@Sherri O'Neal, too late to get started? No. Can it be rewarding financially? Yes. Do you need to go in with eyes wide open? Of course.
The thing with having a real estate portfolio that sustains you long term requires knowing the risks, structuring things for more surety, and knowing how much work will continue to be involved.
Personally, I think out of state investing is very risky, so I like to invest close to home. I don't like third party managers, as the best I have ever heard from someone is "they are fine" but most stories are much worse than that. And whether you have a manager or self-manage, you will be WORKING on the property; either overseeing the manager or dealing with tenant calls, contractors, etc.
The biggest risks to me are:
Capex costs: these can often be understood before you buy a property, but anything missed tends to be a major factor. I.e. roofs cost $6k+ for me, HVAC going out can cost $8k+.
Tenant Risk: this is the most realistic one, in my experience. I self lease, and have had some success by meeting all my tenants, shaking their hands, and getting a general "read" on people as they are considering my properties. Tenants typically run with areas, so Class C areas get Class C tenants. Class C tenants, in my experience, are slower to pay, heavier wear and tear on properties, and tend to turn over more frequently. And with each turn over, not only is it higher costs to get rent ready again, but also longer between tenants until I can find another qualified tenant. All this equates to more work for the same overall cash flow as my nicer area properties.
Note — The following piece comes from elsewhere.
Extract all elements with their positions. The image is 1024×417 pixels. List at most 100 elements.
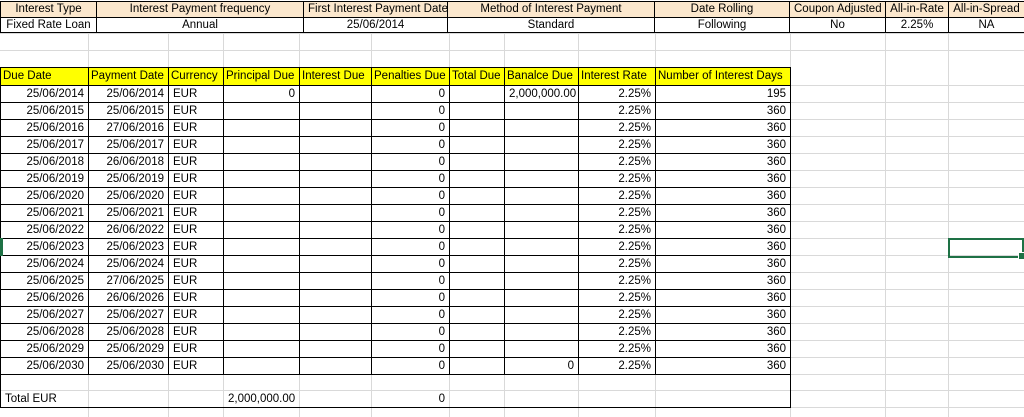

At the end of the day, it really comes down to your needs and desires. If you are looking for a couple thousand dollars per month to supplement your social security and any other retirement savings you have, that is totally doable. But in many markets today, the returns available on single family rentals are pretty anemic. Values have shot up and rents have not kept pace, and if you have to finance your properties, after all is said and done, you are likely barely cash flowing at all, in the long term. Back to capex, remember, even a new roof needs replaced eventually, as does EVERYTHING ELSE, for the most part. And given age and desire to "retire" with the help of these rentals, I would budget much more in reserves than what most people on these forums do. Typically, at today's prices, to keep a house in good condition long term, you probably need to reserve about $400-500 per month for things like roof, HVAC, water heaters, new flooring every 10-15 years, new kitchens and baths every 10-15 yrs, etc.
And remember, if you are looking at "high cash flow" areas (also known as lower end areas) with lower end rents, a refrigerator that goes out does not care whether you are getting $500/mo in rent or $5,000/mo, so using a percentage of rent, as commonly practiced, is not a good strategy. Put another way, a $1,000 fridge is 2 months rent for the $500/mo rent and only 20% of one month's rent for the high end place. Yes, you can get nicer and lower end fridges, but proportionately, low rent properties need to have a much higher percentage of reserves held back.